Intersections on the periphery: The good city in a time of crisis

15 – 16 January 2024 | Bengaluru

The intersection of rapid peripheral urbanisation, profound climate impacts, and sharply growing inequalities has placed our existing conceptual frameworks and approaches in disarray. While we have a rich body of research examining each of these domains independently, we lack two vital understandings. First, how do we make sense of the intersection between these processes, particularly at the rapidly growing urban periphery? Second, what does understanding this intersection mean for working towards ‘the good city’?


Peripheral expansion has emerged as a dominant mode of urbanization today, reshaping urban lives, economies, socialities, and ecologies.

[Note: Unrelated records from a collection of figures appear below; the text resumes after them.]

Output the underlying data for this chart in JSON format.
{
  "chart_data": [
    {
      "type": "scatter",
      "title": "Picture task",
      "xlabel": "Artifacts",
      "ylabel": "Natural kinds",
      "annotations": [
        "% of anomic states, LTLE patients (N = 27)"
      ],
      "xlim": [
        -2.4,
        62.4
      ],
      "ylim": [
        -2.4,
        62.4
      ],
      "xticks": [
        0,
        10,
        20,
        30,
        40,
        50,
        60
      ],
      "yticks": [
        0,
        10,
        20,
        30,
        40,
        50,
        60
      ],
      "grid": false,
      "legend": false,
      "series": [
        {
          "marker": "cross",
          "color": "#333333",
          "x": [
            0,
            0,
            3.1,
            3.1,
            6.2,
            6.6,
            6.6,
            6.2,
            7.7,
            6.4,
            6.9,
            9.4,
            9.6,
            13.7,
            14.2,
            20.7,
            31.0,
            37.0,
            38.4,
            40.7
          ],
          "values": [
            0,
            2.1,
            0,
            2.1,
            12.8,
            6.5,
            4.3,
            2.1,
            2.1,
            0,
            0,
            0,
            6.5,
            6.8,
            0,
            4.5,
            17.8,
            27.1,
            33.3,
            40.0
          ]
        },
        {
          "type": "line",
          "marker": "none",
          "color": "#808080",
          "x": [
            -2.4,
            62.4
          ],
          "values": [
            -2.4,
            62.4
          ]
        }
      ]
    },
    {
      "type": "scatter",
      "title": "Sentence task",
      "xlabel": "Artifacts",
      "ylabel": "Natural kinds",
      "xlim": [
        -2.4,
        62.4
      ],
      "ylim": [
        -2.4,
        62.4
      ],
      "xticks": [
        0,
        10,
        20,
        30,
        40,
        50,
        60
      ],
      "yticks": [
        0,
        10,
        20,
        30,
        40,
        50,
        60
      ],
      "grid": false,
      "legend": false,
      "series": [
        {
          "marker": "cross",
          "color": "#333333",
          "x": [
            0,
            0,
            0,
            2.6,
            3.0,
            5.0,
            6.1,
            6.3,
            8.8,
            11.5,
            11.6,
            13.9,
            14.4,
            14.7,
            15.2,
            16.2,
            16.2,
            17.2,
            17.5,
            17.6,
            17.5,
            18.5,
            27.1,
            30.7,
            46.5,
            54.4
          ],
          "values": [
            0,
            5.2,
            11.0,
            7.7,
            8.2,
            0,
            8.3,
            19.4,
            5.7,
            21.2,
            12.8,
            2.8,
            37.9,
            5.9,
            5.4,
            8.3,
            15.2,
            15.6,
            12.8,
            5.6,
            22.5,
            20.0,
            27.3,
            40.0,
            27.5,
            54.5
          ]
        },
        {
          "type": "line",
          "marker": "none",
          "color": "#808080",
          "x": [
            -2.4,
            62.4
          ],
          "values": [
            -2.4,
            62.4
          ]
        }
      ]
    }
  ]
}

We identify four key forms of peripheralisation: one, as a result of deliberate intervention by state or private actors including corridors, magnet cities, new towns, or programmes of massive suburbanization; two, off-shoot growth from larger urban centres which might include expansionary real estate speculation on the urban edge; three, the formation of peripheries through often gradual settlement of and auto construction by new and typically lower-income migrants, and the diversity of activities that emerge in unplanned and underserved areas such as urban villages; four, the marginalization and lack of research on certain types of urban residents who exist at urban peripheries (Keil, 2017; Brenner and Schmid, 2011; Guney et al, 2019; Caldeira, 2017; Holston, 2009; Holston and Caldeira, 2008; Pati, 2022; Tucker and Hassan 2021; Tucker 2023).

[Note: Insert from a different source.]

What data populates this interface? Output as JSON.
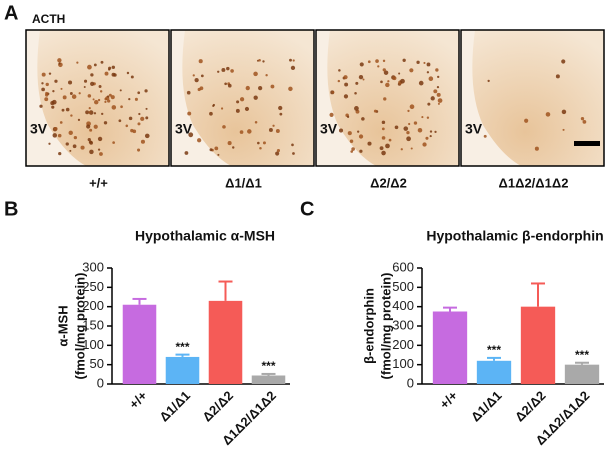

This workshop offers a platform for a series of conversations that will enable participants to ‘step back’ and reflect, in an open-ended, dialogic way, to make sense of this intersection between peripheral urbanisation, climate change, and inequality, and what we can do about it.  For the workshop, we invite a wide set of stakeholders and perspectives on the periphery, as well as scholars whose work lies at the intersection of at least two of the above three trends to think about what these mean for our ideas about the ‘good city’.


Application Process

The seminar will be conducted at the Indian Institute for Human Settlements (IIHS), Bengaluru and will host 15 participants. Interested candidates should send a 350-word paper proposal to


Important Dates

Submission Deadline | 10 September 2023

Announcement of Results | 29 September 2023



Meals during the workshop will be provided for all participants. Where possible, local accommodation will be provided. We have a small amount of funding to support the travel of some participants to Bengaluru. This will be used to prioritise travel for early career scholars. The remaining participants will be required to fund their travel costs for attending the workshop. Online participation will be considered for a small set of participants that are unable to travel.